Après la dernière image filmée d’Allende, on se retrouve à Cuba. Beatriz est à la tribune. Castro est assis à sa droite. « Je viens seulement ici dire à ce peuple fraternel — elle dit cela en espagnol, bien sûr — ce qui s’est passé au palais présidentiel, le matin du 11 septembre. » On voit alors un plan large sur une foule immense. « En ce jour de solidarité, je veux vous dire ce que mon père m’a dit de transmettre, ce qu’il m’a confié sous le bombardement : “Dis à Fidel que j’accomplirai mon devoir” » Des applaudissements. La silhouette, derrière elle, d’un homme qui se lève laisse imaginer que toute la tribune — et toute la foule — s’est mise debout. Elle a les yeux baissés, toute jeune derrière la barrière des micros. Puis elle regarde fixement devant elle. Un carton : « Beatriz Allende se suicidera le 13 octobre 1977 ». On la revoit attendant, impassible, la fin des applaudissements. Elle se pince légèrement les lèvres. Deuxième carton : « Comme l’avait fait son père quatre ans plus tôt ».

Elle poursuit : « Depuis ce territoire libre d’Amérique, nous pouvons répondre au camarade-président : ton peuple ne vacillera pas ! Il ne pliera pas le drapeau de la révolution ! La lutte à mort contre le fascisme a commencé et s’achèvera avec le Chili libre, souverain, socialiste, pour lequel tu as donné ta vie… » Les applaudissements reprennent. L’homme derrière elle s’est levé à nouveau. Elle finit : « Cher camarade-président, nous vaincrons !... »

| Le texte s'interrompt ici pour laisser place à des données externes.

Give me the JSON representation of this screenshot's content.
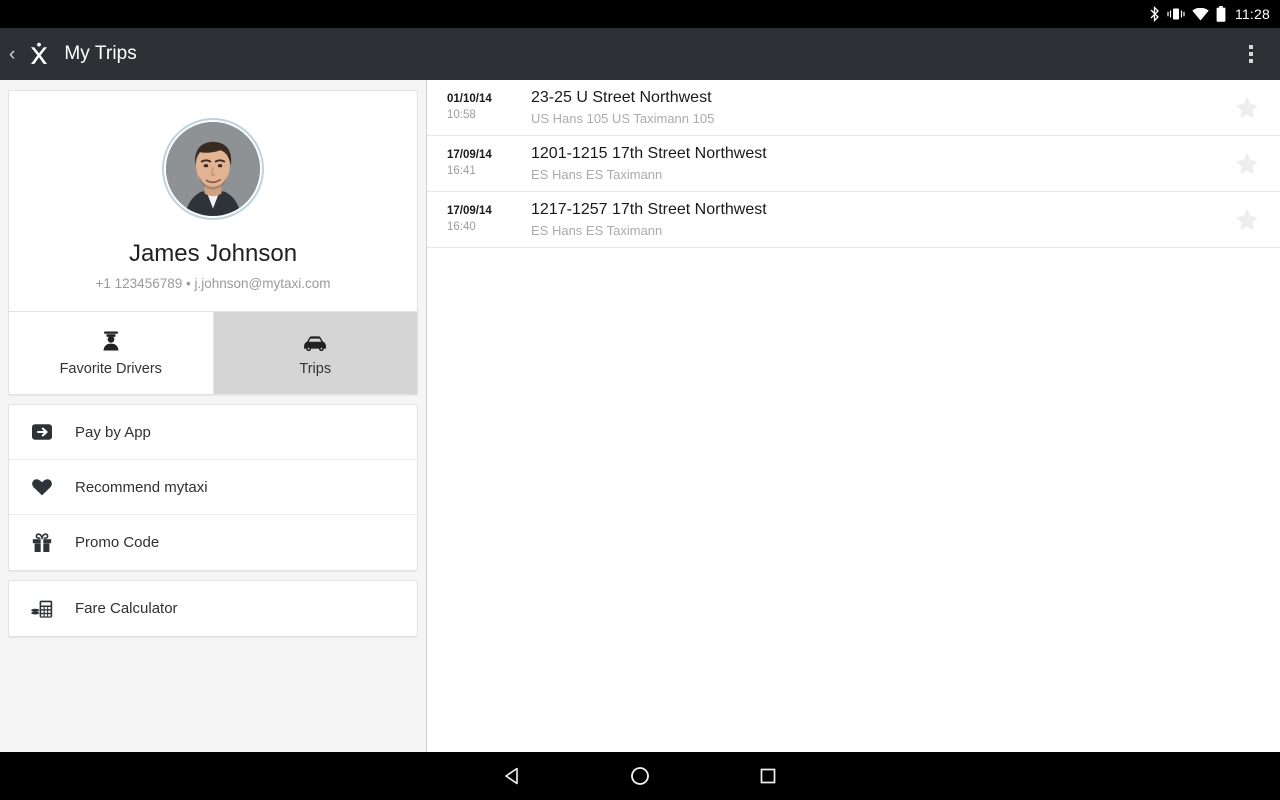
{
  "status_bar": {
    "icons": [
      "bluetooth-icon",
      "vibrate-icon",
      "wifi-icon",
      "battery-icon"
    ],
    "clock": "11:28"
  },
  "action_bar": {
    "back_label": "‹",
    "logo_name": "mytaxi-x-logo",
    "title": "My Trips",
    "overflow_name": "overflow-menu-icon"
  },
  "profile": {
    "avatar_name": "user-avatar",
    "name": "James Johnson",
    "contact": "+1 123456789 • j.johnson@mytaxi.com"
  },
  "tabs": [
    {
      "label": "Favorite Drivers",
      "icon": "driver-icon",
      "selected": false
    },
    {
      "label": "Trips",
      "icon": "taxi-icon",
      "selected": true
    }
  ],
  "menu_groups": [
    {
      "items": [
        {
          "label": "Pay by App",
          "icon": "pay-by-app-icon"
        },
        {
          "label": "Recommend mytaxi",
          "icon": "heart-icon"
        },
        {
          "label": "Promo Code",
          "icon": "gift-icon"
        }
      ]
    },
    {
      "items": [
        {
          "label": "Fare Calculator",
          "icon": "calculator-icon"
        }
      ]
    }
  ],
  "trips": [
    {
      "date": "01/10/14",
      "time": "10:58",
      "title": "23-25 U Street Northwest",
      "subtitle": "US Hans 105 US Taximann 105",
      "star": "star-icon"
    },
    {
      "date": "17/09/14",
      "time": "16:41",
      "title": "1201-1215 17th Street Northwest",
      "subtitle": "ES Hans ES Taximann",
      "star": "star-icon"
    },
    {
      "date": "17/09/14",
      "time": "16:40",
      "title": "1217-1257 17th Street Northwest",
      "subtitle": "ES Hans ES Taximann",
      "star": "star-icon"
    }
  ],
  "nav_bar": {
    "back": "back-triangle-icon",
    "home": "home-circle-icon",
    "recents": "recents-square-icon"
  },
  "colors": {
    "action_bar": "#2d3135",
    "panel_bg": "#f5f5f5",
    "selected_tab": "#d4d4d4",
    "avatar_ring": "#bdd3de",
    "star": "#ededed"
  }
}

Elle quitte le pupitre, passe devant Castro, puis devant sa mère qui l’embrasse, et rejoint sa place. Avec la foule, elle commence alors elle aussi à applaudir, le regard fixe et lointain. On n’entend plus les applaudissements mais une musique électronique assez terne. Grise. Après un temps, elle ébauche un sourire triste, puis essuie une larme, d’abord sur sa joue droite, puis des deux mains. La scène de ses applaudissements a duré — peut-être — les 27 plus belles secondes de l’Histoire des Documentaires.

On voit ensuite Allende filmé à l’iris, au ralenti, debout dans une voiture officielle. Il dit : « Deux personnes m’ont impressionné, entre toutes les autres, par leur regard : Chou En-lai et le Che Guevara. » Un visage de cheval passe devant l’objectif. « Ils avaient l’un et l’autre une force intérieure. Ils avaient la fermeté, et ils avaient l’ironie… » L’iris se referme.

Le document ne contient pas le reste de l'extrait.